Per il secondo anno consecutivo il Teatro Argentina porta in scena Copenhagen, l'opera teatrale di Michael Frayn (lo stesso autore della celebre commedia Rumori fuori scena), dedicata all'incontro che avvenne nel 1941 tra i due fisici Niels Bohr, danese di origine ebrea, e Werner Heisenberg, tedesco, nella capitale danese occupata dai nazisti.
Se dell'incontro si è storicamente certi, non se ne conosce invece la motivazione e il contenuto. Il testo di Frayn ruota appunto intorno a questa domanda: perché Heisenberg raggiunse Bohr a Copenhagen e per dirgli cosa?
In scena, all'interno di un allestimento nero con pareti che sembrano - e sono - lavagne per scrivere, completamente ricoperte di formule matematiche, ci sono tre personaggi: Bohr (Umberto Orsini), Heisenberg (Massimo Popolizio) e Margrethe, la moglie di Bohr (Giuliana Lojodice).

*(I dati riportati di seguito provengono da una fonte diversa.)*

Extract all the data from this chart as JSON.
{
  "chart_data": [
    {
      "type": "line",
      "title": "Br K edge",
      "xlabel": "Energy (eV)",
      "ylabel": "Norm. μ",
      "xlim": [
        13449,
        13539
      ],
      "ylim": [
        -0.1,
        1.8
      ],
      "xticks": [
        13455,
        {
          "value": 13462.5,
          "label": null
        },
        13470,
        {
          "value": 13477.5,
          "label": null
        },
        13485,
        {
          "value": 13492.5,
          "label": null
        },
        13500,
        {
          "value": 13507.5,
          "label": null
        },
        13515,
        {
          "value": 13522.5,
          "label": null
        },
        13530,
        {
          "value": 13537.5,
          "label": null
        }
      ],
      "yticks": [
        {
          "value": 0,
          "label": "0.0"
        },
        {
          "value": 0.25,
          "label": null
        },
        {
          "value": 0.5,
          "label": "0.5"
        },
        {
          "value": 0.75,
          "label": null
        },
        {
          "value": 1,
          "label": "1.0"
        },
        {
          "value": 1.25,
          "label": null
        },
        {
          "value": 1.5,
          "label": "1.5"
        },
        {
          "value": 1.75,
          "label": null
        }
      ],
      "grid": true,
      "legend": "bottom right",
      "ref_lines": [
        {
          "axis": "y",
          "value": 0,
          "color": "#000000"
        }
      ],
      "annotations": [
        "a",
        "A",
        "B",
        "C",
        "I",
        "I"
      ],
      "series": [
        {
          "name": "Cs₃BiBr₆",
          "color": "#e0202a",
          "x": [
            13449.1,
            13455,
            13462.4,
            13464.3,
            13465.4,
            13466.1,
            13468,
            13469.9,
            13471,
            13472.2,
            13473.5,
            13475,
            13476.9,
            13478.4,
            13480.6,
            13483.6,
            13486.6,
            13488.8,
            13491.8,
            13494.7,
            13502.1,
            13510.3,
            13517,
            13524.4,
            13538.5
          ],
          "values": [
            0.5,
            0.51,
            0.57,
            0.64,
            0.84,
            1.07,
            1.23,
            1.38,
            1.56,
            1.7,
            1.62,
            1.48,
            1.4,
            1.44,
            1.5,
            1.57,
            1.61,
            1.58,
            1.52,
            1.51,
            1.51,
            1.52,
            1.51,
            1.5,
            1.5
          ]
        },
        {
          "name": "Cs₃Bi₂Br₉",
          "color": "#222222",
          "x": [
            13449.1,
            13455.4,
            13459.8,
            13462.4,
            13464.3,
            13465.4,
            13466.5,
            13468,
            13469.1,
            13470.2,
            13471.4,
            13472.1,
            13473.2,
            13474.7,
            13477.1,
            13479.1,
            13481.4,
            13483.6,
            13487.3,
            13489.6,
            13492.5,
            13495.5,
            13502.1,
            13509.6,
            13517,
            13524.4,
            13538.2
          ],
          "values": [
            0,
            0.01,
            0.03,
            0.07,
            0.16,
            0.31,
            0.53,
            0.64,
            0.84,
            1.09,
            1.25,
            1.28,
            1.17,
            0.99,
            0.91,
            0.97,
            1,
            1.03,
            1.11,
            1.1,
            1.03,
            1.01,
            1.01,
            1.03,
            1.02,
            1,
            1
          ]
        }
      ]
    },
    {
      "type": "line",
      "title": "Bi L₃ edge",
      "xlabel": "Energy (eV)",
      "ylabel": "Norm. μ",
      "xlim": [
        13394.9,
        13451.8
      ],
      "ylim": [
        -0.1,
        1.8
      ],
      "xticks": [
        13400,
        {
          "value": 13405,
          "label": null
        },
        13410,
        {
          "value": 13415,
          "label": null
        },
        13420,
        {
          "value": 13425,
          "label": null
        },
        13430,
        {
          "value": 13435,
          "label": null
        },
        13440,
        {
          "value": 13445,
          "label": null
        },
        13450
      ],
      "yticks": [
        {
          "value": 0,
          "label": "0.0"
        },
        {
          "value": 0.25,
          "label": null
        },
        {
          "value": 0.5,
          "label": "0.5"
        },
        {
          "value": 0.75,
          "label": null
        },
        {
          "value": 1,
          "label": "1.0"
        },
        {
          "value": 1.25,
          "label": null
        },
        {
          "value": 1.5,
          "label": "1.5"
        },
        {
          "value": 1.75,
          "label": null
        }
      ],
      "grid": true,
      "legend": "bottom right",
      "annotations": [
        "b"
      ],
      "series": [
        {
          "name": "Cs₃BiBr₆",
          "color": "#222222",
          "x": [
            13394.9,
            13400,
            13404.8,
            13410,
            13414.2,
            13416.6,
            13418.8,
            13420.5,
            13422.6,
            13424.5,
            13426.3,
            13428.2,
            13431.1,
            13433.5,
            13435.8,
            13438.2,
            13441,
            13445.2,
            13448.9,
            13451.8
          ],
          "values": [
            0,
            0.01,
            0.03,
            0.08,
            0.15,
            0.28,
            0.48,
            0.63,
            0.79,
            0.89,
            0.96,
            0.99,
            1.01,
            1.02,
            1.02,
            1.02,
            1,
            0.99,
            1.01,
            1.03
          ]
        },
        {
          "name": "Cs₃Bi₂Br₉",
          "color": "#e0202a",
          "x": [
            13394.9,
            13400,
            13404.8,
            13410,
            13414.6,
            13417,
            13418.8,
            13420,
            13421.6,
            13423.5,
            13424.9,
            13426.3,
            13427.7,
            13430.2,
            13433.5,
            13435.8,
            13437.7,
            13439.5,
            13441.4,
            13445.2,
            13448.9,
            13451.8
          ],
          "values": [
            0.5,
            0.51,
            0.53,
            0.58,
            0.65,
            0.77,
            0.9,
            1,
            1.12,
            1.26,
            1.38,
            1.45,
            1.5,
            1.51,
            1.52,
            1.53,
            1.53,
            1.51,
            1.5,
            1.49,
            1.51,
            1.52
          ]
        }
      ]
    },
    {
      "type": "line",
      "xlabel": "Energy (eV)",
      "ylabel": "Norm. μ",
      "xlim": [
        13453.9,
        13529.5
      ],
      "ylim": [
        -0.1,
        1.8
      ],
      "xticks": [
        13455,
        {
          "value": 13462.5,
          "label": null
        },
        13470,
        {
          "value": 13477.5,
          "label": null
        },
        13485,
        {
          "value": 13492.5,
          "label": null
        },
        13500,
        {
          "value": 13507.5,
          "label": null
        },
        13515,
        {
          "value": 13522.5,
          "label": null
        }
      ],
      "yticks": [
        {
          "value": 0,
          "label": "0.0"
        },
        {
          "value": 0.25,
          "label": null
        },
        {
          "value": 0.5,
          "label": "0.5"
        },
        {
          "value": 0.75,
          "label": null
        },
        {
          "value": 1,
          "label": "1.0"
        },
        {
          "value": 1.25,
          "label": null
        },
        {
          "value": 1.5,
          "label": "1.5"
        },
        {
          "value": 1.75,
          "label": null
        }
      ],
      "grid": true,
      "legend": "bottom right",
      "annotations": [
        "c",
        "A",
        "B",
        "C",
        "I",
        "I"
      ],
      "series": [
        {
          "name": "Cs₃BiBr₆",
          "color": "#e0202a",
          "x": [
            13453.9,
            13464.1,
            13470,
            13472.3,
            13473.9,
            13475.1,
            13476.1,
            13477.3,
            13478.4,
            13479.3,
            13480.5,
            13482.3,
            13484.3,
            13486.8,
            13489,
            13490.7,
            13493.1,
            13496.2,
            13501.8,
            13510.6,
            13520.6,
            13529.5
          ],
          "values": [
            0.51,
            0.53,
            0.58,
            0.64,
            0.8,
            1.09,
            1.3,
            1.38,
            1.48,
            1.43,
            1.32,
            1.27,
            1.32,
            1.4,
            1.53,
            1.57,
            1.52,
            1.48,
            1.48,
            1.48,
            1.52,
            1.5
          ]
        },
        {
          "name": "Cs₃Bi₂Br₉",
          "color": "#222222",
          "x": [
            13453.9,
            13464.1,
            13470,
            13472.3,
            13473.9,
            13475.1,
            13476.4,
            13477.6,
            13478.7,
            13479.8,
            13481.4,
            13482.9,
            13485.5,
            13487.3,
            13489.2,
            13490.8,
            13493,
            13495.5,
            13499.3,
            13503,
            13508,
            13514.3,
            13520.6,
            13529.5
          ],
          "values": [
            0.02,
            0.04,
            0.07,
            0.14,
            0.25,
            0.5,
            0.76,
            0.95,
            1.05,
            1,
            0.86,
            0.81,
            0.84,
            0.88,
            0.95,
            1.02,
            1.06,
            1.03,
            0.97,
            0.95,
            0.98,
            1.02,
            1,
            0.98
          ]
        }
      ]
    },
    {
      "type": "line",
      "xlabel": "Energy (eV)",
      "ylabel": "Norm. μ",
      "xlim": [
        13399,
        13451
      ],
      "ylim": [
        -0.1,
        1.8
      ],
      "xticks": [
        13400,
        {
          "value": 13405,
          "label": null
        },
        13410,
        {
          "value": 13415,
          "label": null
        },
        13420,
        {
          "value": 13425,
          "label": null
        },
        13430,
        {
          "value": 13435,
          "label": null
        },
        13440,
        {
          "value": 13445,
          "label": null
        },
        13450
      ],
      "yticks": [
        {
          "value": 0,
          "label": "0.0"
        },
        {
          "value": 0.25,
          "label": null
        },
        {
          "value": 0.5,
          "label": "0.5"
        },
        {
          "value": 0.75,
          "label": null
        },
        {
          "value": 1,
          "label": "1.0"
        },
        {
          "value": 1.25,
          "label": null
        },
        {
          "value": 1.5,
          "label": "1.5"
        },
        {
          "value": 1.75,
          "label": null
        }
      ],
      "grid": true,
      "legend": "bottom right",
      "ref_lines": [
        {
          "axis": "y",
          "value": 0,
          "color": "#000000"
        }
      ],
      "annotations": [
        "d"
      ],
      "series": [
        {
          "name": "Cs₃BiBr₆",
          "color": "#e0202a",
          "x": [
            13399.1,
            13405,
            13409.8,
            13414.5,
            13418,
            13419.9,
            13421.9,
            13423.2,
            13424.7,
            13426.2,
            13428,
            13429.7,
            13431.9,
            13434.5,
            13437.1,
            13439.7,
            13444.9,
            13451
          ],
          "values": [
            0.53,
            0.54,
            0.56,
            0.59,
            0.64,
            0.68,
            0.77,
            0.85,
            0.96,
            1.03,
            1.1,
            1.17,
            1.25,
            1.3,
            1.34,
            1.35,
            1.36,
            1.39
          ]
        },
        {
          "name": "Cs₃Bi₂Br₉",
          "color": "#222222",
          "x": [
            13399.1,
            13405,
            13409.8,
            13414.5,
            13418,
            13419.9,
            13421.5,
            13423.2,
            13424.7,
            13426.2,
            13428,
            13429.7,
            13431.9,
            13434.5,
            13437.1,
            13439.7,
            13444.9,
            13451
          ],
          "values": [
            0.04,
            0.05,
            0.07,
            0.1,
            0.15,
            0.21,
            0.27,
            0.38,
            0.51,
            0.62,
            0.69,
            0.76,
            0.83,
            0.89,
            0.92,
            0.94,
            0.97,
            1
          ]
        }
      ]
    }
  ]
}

I tre personaggi parlano tra di loro di quanto accaduto quando erano ancora vivi, in particolare dagli anni Venti, quando Bohr e Heisenberg si incontrarono la prima volta (come insegnante e allievo) fino alla metà degli anni Quaranta e precisamente fino allo scoppio della bomba atomica in Giappone.
Il testo di Frayn si sviluppa quasi come un thriller, andando a indagare - attraverso le voci dei protagonisti - sul percorso che condusse gli studi e le ricerche sulla fisica atomica all'esito devastante che tutti conosciamo.
Mediante un dialogo dal ritmo serrato e intenso, via via scopriamo come Bohr e Heisenberg si incontrarono e - prima come maestro e allievo, poi come colleghi - costruirono un'amicizia e un sodalizio scientifico grazie al quale furono elaborati principi importanti della fisica, come quello di Indeterminazione e della Complementarietà. Lo scoppio della guerra pose fine a questo sodalizio e anche probabilmente all'amicizia, appartenendo i due ai fronti opposti e Bohr, in quanto ebreo, perseguitato sulla base delle leggi razziali.
Sul palco, dei due uomini ci vengono mostrate differenze nei caratteri e nei tratti psicologici (più esuberante Heisenberg, più pacato Bohr), ma anche la comune passione per la scienza e per la ricerca, e in fondo la comune ambizione, cose che da un lato contribuirono a rafforzare il legame tra i due, e dall'altro rappresentarono un motivo di spiccata competizione. A osservarli, facendo quasi da arbitro e da testimone, la moglie di Bohr, Margrethe, che riconduce i due uomini alla realtà lì dove i due uomini ricostruiscono il ricordo in modo soggettivo e poco rispondente al vero.
Ne viene fuori il ritratto di un'epoca e un effetto immersivo nel dibattito scientifico del tempo, reso accessibile anche allo spettatore digiuno di fisica grazie a una scrittura molto esemplificativa e divulgativa, ma non per questo sciatta. La pièce non dà risposte alla domanda che si pone, bensì avanza ipotesi e interpretazioni, lasciando a ciascuno spettatore il compito di fare le proprie deduzioni e ragionamenti, nella consapevolezza condivisa che la verità non è necessariamente unica e oggettiva, ma fortemente condizionata dal punto di vista.
Interessante anche la riflessione sul complesso rapporto tra scienza e politica e sui dilemmi etici relativi al possibile utilizzo in chiave bellica e distruttiva degli esiti delle ricerche scientifiche.
Pur riconoscendo la qualità del testo e della messa in scena di Mauro Avogadro e nonostante l'alto livello attoriale (sebbene abbia trovato Popolizio un po' eccessivo ed enfatico), personalmente non sono riuscita a entrare in sintonia con lo spettacolo: nel primo atto ho fatto persino fatica a seguire, qualche curiosità in più me l'ha suscitata il secondo atto, ma nell'insieme non sono riuscita a superare un senso di estraneità.
Uno spettacolo che sono dunque contenta di aver visto, ma che temo non resterà scolpito nella mia memoria perché non mi ha catturato sul piano emotivo e intellettivo.